Enfin, Gentz rejette la possibilité d’un gouvernement des nations doté d’une constitution civile, car pour être un moyen de la paix perpétuelle, un tel gouvernement devrait couvrir la terre entière, ce qui est contraire à la diversité fondamentale des êtres humains. Un gouvernement fédératif ne peut s’appliquer qu’à une fédération de petits États et non aux grands. Le modèle américain ne convainc pas Gentz qui en prédit l’éclatement à brève échéance.

La conclusion tombe : "ainsi est-il pleinement établi qu’il n’y a absolument pas de plan pour la paix perpétuelle qui tienne debout, ne serait-ce qu’en idée et sans penser encore aux difficultés d’exécution"16.

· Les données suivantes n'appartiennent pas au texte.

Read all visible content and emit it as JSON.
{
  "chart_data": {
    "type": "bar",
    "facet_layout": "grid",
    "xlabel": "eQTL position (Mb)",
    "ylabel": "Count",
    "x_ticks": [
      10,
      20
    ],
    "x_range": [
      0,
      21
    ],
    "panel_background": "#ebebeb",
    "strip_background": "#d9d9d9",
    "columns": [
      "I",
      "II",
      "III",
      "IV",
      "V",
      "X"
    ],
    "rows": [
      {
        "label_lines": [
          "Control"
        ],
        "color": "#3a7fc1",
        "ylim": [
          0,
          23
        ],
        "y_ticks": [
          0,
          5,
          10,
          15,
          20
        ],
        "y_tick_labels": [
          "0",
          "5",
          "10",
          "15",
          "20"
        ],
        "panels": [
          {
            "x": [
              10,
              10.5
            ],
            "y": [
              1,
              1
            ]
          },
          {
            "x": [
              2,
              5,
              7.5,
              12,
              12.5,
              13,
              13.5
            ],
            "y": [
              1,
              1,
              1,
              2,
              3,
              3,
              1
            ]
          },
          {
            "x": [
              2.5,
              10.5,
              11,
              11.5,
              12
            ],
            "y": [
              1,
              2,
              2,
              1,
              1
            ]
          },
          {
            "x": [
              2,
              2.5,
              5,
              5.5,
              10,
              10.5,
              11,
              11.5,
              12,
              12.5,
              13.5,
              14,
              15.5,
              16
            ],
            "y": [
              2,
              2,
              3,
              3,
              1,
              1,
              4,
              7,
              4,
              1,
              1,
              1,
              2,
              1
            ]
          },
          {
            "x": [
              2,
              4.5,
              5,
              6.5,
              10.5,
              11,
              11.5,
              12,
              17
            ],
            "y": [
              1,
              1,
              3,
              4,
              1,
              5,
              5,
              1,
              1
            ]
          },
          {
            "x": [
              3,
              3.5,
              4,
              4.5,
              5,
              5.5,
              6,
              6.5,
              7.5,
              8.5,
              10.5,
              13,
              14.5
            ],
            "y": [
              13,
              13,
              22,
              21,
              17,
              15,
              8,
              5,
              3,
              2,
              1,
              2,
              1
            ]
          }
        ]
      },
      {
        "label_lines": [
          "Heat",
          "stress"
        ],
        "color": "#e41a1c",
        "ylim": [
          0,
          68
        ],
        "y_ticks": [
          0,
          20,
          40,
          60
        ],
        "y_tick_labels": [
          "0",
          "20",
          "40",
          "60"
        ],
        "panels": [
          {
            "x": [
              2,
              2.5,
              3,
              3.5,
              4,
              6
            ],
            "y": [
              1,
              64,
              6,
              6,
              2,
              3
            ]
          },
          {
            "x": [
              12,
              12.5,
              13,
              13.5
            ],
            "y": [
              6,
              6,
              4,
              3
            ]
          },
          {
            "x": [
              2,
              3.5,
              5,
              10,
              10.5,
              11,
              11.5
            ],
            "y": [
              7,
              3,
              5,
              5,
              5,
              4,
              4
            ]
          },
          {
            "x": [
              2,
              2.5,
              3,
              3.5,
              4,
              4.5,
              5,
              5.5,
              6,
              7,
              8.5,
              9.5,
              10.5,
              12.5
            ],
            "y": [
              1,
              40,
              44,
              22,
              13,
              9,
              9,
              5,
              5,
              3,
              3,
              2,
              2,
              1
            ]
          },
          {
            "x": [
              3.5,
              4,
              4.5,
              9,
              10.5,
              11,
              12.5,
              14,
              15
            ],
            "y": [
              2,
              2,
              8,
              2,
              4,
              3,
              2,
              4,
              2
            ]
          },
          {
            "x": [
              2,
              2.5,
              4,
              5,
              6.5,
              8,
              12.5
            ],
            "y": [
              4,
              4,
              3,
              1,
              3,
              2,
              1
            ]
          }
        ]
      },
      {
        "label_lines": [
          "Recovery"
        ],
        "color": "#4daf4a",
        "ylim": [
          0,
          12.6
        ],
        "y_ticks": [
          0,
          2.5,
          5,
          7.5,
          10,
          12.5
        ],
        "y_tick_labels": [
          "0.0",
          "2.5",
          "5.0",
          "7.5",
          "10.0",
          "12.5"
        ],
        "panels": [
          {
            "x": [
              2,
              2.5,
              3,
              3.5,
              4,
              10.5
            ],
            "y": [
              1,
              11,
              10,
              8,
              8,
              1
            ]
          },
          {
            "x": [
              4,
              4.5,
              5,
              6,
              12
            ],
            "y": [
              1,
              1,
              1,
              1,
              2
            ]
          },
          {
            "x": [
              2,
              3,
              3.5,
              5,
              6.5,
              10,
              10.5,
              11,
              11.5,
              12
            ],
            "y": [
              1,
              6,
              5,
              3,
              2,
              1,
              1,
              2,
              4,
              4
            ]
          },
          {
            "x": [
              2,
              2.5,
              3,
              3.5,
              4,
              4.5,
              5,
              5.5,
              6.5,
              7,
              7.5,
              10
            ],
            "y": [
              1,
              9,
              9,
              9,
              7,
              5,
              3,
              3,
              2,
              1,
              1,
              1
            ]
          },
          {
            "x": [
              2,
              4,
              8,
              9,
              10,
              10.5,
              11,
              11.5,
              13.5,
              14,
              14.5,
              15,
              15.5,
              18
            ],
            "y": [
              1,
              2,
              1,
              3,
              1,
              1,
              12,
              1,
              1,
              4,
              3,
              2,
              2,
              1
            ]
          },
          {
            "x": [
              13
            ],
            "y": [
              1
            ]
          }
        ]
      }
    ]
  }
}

En faisant l’analyse de ces quatre propositions fondamentales, Gentz entend mettre un point final au débat des Lumières sur la pacification des relations entre les peuples. L’expérience théorique et pratique du XVIIIe et de la Révolution française, les tentatives philosophiques et politiques pour transformer effectivement le système des États européens et celui de leurs relations, aboutissent non seulement à la négation du paradigme de la paix perpétuelle, mais encore plus au refus de la perspective de la limitation des conflits par un droit de type transcendant.

La guerre perpétuelle

Gentz ne se contente pas de théoriser la fin du paradigme de la paix perpétuelle, il se livre à une défense de la place de la guerre dans l’ordre naturel et social.

Extrait 3 : Ibidem, p. 76-78.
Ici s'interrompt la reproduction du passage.